A clean way to sharpen this — which I’m borrowing from a sharp video walkthrough of the paper — is Margaret Boden’s three kinds of creativity: combinational (recombine familiar ideas), exploratory (find new moves inside a fixed framework), and transformational (overturn the framework itself). AlphaGo’s famous “move 37” was exploratory — breathtaking, but it never rewrote the rules of Go. Einstein replacing Newton was transformational — he flipped the board. The open question, one Demis Hassabis has raised in public talks, is whether scaling today’s AI ever reaches that third level, or whether it stays a brilliant explorer of frameworks humans have already drawn.

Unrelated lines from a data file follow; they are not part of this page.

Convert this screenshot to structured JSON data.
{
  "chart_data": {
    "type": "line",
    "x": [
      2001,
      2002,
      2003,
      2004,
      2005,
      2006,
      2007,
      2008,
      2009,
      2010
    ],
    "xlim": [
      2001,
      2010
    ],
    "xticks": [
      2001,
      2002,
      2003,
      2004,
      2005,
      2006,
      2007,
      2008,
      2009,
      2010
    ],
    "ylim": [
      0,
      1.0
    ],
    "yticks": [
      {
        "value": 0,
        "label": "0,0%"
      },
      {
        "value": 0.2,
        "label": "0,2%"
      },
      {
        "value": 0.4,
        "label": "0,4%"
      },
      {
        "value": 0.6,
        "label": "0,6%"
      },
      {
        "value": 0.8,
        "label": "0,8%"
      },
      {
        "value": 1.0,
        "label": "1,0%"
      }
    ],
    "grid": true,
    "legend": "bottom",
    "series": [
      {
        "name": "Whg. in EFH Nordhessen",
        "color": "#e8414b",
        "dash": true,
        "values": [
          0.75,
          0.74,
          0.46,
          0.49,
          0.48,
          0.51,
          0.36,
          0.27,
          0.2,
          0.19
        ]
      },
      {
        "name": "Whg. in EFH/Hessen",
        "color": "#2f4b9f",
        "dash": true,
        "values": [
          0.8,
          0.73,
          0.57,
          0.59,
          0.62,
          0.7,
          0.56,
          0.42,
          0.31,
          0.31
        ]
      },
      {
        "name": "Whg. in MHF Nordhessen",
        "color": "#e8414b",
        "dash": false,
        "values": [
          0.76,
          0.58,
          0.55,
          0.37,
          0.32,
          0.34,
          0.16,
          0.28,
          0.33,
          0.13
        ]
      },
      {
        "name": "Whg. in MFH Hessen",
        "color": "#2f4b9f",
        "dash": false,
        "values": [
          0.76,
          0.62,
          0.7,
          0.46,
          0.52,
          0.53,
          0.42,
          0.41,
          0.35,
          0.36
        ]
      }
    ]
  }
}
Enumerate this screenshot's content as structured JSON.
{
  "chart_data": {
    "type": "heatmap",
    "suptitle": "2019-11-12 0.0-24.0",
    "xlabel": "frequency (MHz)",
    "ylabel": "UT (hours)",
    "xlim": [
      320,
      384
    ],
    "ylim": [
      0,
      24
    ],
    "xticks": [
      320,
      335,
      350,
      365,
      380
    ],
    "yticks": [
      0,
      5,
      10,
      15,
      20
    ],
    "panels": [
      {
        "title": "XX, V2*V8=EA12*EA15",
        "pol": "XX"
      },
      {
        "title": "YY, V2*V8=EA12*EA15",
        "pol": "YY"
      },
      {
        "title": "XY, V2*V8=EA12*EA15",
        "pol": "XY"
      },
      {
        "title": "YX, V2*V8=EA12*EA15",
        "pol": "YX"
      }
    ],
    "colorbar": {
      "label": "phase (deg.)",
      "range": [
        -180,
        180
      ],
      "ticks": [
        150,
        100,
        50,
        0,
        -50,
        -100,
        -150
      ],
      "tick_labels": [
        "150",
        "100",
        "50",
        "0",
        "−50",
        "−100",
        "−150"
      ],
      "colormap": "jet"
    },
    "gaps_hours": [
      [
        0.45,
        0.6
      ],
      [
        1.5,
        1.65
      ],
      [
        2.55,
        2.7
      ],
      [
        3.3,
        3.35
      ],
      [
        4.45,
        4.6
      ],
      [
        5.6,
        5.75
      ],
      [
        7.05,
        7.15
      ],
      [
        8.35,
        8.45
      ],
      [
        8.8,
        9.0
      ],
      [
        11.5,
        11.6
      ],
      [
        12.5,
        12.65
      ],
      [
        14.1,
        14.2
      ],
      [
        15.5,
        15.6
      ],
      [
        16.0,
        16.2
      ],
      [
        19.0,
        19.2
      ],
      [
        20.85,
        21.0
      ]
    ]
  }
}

If it stays an explorer, then no amount of speed or scale yields a true superintelligence — only a very fast, very thorough human-level one.

The takeaway

What I found most interesting is the report’s restraint. These are among the people with the most reason to expect a dramatic, sudden takeoff — yet they explicitly doubt the picture of “a single transformative step.” They think it’s at least as likely that we see a series of transformative changes across science and technology, and they stress that the uncertainty is enormous: forecasts of AI progress, they warn, “may not be very informative.”

It’s a measured, map-not-prediction kind of document — an attempt to lay out the terrain past AGI rather than to claim it knows what’s there.